Yesterday (April 7th 2010), Science Now (the news section of Science Magazine) published an article by Dave Mosher on our work on pedestrian crowds. The article summarizes the paper we published the same day in PLoS ONE. Hereafter are an excerpt of the Science Article and the abstract of our PLoS ONE paper:
Secret of Annoying Crowds Revealed – From Science Now
Push, shout, or politely excuse yourself all you want, but those slowpokes in your way just won't budge. A new study shows a long-neglected reason why: Up to 70% of people in crowds socially glue themselves into groups of two or more, slowing down traffic. What's worse, as crowds gets denser, groups bend into anti-aerodynamic shapes that exacerbate the problem. The study may be a boon to urban planners.

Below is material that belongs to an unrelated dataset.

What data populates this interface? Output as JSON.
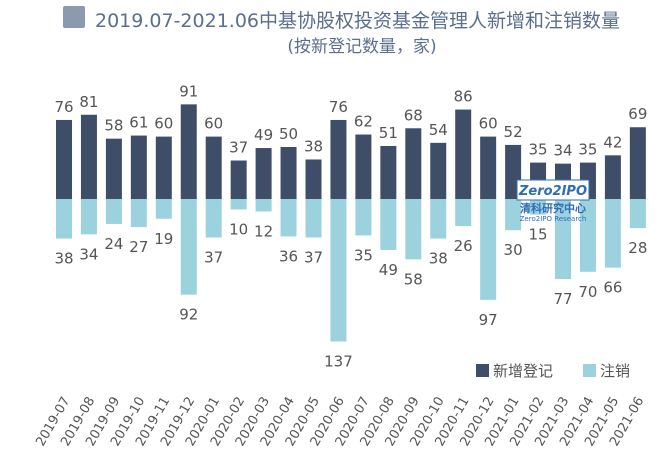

Human crowd motion is mainly driven by self-organized processes based on local interactions among pedestrians. While most studies of crowd behaviour consider only interactions among isolated individuals, it turns out that up to 70% of people in a crowd are actually moving in groups, such as friends, couples, or families walking together. These groups constitute medium-scale aggregated structures and their impact on crowd dynamics is still largely unknown. In this work, we analyze the motion of approximately 1500 pedestrian groups under natural condition, and show that social interactions among group members generate typical group walking patterns that influence crowd dynamics. At low density, group members tend to walk side by side, forming a line perpendicular to the walking direction. As the density increases, however, the linear walking formation is bent forward, turning it into a V-like pattern. These spatial patterns can be well described by a model based on social communication between group members. We show that the V-like walking pattern facilitates social interactions within the group, but reduces the flow because of its “non-aerodynamic” shape. Therefore, when crowd density increases, the group organization results from a trade-off between walking faster and facilitating social exchange. These insights demonstrate that crowd dynamics is not only determined by physical constraints induced by other pedestrians and the environment, but also significantly by communicative, social interactions among individuals.